During a City Council meeting on July 24, Mayor Rahm Emanuel gave the city of Chicago permission to purchase property at Indiana and Cermak with the intention of building a hotel there.
A couple of days after this meeting was held, the Metropolitan Pier and Exposition Authority (the governmental agency which oversees Navy Pier and McCormick Place) took legal action to secure the property across the street, where a basketball court will be constructed for DePaul University. Actually, basketball court might be a bit of an understatement. What Emmanuel is envisioning, according to an article from the Chicago Tribune, will be more like an arena, with 10,000 seats.
The city, according to a Chicago Reader article, will pay for these properties with an estimated $55 Million in property tax funds.

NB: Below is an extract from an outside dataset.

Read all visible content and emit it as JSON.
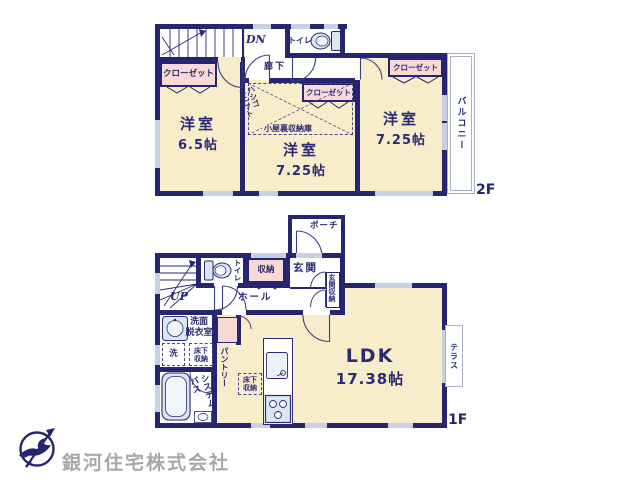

Critics of this move claim that ultimately, this puts the taxpayer’s money at stake, and that historically, these sorts of measures haven’t yielded the desired results.

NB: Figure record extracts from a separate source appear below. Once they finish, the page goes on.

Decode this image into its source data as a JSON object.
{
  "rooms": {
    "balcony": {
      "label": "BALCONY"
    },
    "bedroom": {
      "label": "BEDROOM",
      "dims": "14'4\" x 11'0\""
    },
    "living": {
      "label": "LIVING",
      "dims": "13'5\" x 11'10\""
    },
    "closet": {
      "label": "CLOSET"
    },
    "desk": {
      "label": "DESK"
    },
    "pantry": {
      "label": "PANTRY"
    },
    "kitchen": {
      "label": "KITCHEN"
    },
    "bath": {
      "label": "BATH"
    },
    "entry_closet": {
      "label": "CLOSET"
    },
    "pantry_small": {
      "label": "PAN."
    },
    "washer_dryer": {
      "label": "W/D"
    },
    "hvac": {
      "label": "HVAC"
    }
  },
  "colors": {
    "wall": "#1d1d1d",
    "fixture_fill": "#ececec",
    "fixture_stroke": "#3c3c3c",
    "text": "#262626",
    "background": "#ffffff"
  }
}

The Reader compares this to what happened when Mayor Daley had the City Council commit to purchasing a different piece of South Loop
real estate — the space that was the site of the old Michael Reese Hospital for $86 Million (only blocks south of the property Emanuel wants to purchase).
Daley was adamant that within a short period of time, private developers might purchase the land back from the city, and thus, no money taken from taxpayers would have been lost. But, the Reader says, that land is still vacant.
Emanuel is persistent that this entertainment center, strategically located in one of Chicago’s fasted growing and increasingly desirable neighborhoods
, will yield money for the city.
Several acclaimed local firms have been recruited to realize Emanuel’s vision. Among the companies are the John Ronan Architects, who designed the magnificent Poetry Foundation building, and Ross Barney Architects, who gave Chicago such gems as the CTA Morgan Street station, and Krueck + Sexton Architects, who are responsible for the stunning Spertus Institute on Michigan Avenue.
The list of project supporters is impressive but whether this real estate investment will turn profitable for the city remains to be seen.